Comment 7 Chad Phillips 2017-11-27 10:43:57 PST
The use case is quite simple: device IDs are stored (in my app, in browser localstorage) so they can be passed to gUM requests, such that a specific device is used.

This allows an app to 'remember' a user's preference for camera/mic/speakers across visits. This is particularly important in two cases:

 1. The user has an additional hardware camera that they prefer to use as their camera for the app in question.

 2. Some multi-camera devices (most notably Microsoft Surface) have the rear-facing camera as its default, and no easy way in the device settings to change that. Therefore it falls on the app to provide a decent default user experience.

To quote from https://webkit.org/blog/7763/a-closer-look-into-webrtc/

"navigator.mediaDevices.enumerateDevices exposes the list of capture devices available, and can be queried by websites even when access to those devices is not granted. For users that have custom camera and microphone setups, this can add to a user’s fingerprinting surface. When access hasn’t yet been requested or is explicitly denied, WebKit avoids exposing this additional information by returning a default list of devices that may not correspond to the actual set of devices available."

From a security perspective, it makes perfect sense that dummy/random device IDs would be provided prior to a user granting device access. This makes much less sense once the user has granted access -- especially in the examples above, it makes for a worse experience for the user and the developer.
Comment 8 youenn fablet 2017-12-01 10:16:59 PST
I wonder whether we could not provide the functionality you want without the fingerprinting issue.

Would it be fine if:
- WebKit stores persistently which capture devices were last selected by a web site, at least if changed from the default selected ones.
- Reuse those devices for subsequent selections

That way, you would probably get what you want without having to handle device ids.
If you do not get what you want, you might be able to use label/kind attributes after getting camera/microphone access to further refine selection.
Comment 9 Chad Phillips 2017-12-20 15:33:32 PST
@youenn, that sounds awfully complicated.

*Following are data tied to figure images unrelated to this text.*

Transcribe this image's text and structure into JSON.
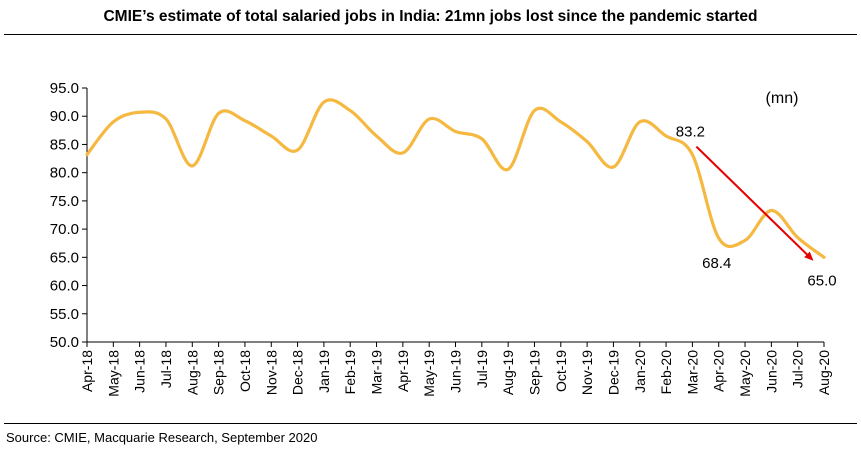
{
  "title": "CMIE’s estimate of total salaried jobs in India: 21mn jobs lost since the pandemic started",
  "source": "Source: CMIE, Macquarie Research, September 2020",
  "chart_data": {
    "type": "line",
    "unit_label": "(mn)",
    "categories": [
      "Apr-18",
      "May-18",
      "Jun-18",
      "Jul-18",
      "Aug-18",
      "Sep-18",
      "Oct-18",
      "Nov-18",
      "Dec-18",
      "Jan-19",
      "Feb-19",
      "Mar-19",
      "Apr-19",
      "May-19",
      "Jun-19",
      "Jul-19",
      "Aug-19",
      "Sep-19",
      "Oct-19",
      "Nov-19",
      "Dec-19",
      "Jan-20",
      "Feb-20",
      "Mar-20",
      "Apr-20",
      "May-20",
      "Jun-20",
      "Jul-20",
      "Aug-20"
    ],
    "series": [
      {
        "color": "#F5B841",
        "values": [
          83.2,
          89.0,
          90.7,
          89.5,
          81.2,
          90.5,
          89.2,
          86.5,
          84.0,
          92.5,
          91.0,
          86.5,
          83.5,
          89.5,
          87.3,
          86.0,
          80.6,
          91.0,
          89.0,
          85.5,
          81.0,
          89.0,
          86.5,
          83.2,
          68.4,
          68.0,
          73.3,
          68.5,
          65.0
        ]
      }
    ],
    "ylim": [
      50.0,
      95.0
    ],
    "yticks": [
      "95.0",
      "90.0",
      "85.0",
      "80.0",
      "75.0",
      "70.0",
      "65.0",
      "60.0",
      "55.0",
      "50.0"
    ],
    "annotations": [
      {
        "text": "83.2",
        "x": "Mar-20",
        "y": 83.2
      },
      {
        "text": "68.4",
        "x": "Apr-20",
        "y": 68.4
      },
      {
        "text": "65.0",
        "x": "Aug-20",
        "y": 65.0
      }
    ],
    "trend_arrow": {
      "from": {
        "x": "Mar-20",
        "y": 83.2
      },
      "to": {
        "x": "Aug-20",
        "y": 65.0
      },
      "color": "#E60000"
    },
    "grid": false,
    "legend": "none"
  }
}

How would I, in Javascript, know that Safari has 'remembered' a device, and that device matches the one selected by a user?

This also creates a split between Safari handling the picking of the device, and my own code having to maybe, sometimes, handle it. I think it would be cleaner if the developer always did it, and in this case, the most accurate way to always pick the right device is a reliable machine ID.

I've already built code that looks up the previous device based on the device label, and it's an OK workaround for now, but definitely not as accurate or reliable as a machine ID.

If we can't have consistent IDs, I'd favor what I'm doing now over what you're suggesting.
Comment 10 youenn fablet 2017-12-20 15:40:34 PST
(In reply to Chad Phillips from comment #9)
> @youenn, that sounds awfully complicated.
> 
> How would I, in Javascript, know that Safari has 'remembered' a device, and
> that device matches the one selected by a user?
> 
> This also creates a split between Safari handling the picking of the device,
> and my own code having to maybe, sometimes, handle it. I think it would be
> cleaner if the developer always did it, and in this case, the most accurate
> way to always pick the right device is a reliable machine ID.
> 
> I've already built code that looks up the previous device based on the
> device label, and it's an OK workaround for now, but definitely not as
> accurate or reliable as a machine ID.
> 
> If we can't have consistent IDs, I'd favor what I'm doing now over what
> you're suggesting.

Good to hear the label workaround is working fine.

What I am proposing should allow the browser to do what your application is doing right now.
When in Safari, you would disable the automatic device selection and would only implement explicit user device selection.
If it does not work as is, I agree we should not bother implementing it.